Note that much of the above also has to be single-threaded across the entire machine, such as the actual mapping of physical memory.
So the virtual memory manipulations mapping files requires are not only expensive, they really can’t be done in parallel – there’s only one chunk of actual physical memory that the kernel has to keep track of, and multiple threads can’t parallelize changes to a process’s virtual address space.
You’d almost certainly get better performance reusing a memory buffer for each file, where each buffer is created once and is large enough to hold any file read into it, then reading from the file using low-level POSIX read()
call(s). You might want to experiment with using page-aligned buffers and using direct IO by calling open()
with the O_DIRECT
flag (Linux-specific) to bypass the page cache since you apparently never re-read any data and any caching is a waste of memory and CPU cycles.

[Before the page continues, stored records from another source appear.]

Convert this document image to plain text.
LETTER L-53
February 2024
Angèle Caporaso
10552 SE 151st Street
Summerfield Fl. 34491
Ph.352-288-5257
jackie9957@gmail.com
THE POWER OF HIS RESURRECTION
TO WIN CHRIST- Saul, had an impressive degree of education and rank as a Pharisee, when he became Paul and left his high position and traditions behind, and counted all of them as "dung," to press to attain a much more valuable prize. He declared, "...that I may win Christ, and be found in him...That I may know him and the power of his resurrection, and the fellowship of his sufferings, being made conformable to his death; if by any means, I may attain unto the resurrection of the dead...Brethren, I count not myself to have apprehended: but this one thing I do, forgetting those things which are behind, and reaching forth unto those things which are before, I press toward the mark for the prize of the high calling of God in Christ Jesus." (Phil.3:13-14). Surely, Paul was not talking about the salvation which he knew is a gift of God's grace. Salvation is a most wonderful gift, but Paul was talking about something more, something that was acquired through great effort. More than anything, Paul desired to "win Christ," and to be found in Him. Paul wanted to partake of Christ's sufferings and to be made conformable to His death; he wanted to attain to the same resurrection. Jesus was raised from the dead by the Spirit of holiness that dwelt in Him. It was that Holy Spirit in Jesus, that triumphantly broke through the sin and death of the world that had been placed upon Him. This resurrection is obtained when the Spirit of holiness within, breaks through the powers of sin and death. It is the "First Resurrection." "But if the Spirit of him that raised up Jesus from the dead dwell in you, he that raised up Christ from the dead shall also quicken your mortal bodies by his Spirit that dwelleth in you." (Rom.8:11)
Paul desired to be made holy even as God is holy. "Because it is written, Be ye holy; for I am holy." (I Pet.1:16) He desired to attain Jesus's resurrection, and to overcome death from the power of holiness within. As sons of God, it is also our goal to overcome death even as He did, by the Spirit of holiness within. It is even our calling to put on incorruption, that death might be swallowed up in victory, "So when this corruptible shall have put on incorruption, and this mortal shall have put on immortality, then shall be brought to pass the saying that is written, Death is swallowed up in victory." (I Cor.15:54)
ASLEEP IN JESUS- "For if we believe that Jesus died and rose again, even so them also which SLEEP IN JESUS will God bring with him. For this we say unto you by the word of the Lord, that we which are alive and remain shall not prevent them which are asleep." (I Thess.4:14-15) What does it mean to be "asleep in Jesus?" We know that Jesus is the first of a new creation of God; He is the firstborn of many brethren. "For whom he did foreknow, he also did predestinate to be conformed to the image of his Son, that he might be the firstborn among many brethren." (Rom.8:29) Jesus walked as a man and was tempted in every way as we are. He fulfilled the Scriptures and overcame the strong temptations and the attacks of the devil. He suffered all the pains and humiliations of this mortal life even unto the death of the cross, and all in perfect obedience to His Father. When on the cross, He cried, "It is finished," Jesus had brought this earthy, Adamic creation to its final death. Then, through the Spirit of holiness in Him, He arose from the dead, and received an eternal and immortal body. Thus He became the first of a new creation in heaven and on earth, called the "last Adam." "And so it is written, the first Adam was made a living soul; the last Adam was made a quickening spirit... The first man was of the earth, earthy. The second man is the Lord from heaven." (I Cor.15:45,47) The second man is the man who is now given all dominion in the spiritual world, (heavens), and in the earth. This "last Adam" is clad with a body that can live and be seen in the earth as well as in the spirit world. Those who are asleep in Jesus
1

Reusing the buffer also completely eliminates any munmap()
or delete
/free()
.
You’d have to manage the buffers, though. Perhaps prepopulating a queue with N precreated buffers, and returning a buffer to the queue when done with a file?
As far as
If so, why do 2 processes have better performance?
The use of two processes splits the process-specific virtual memory manipulations caused by mmap()
calls into two separable sets that can run in parallel.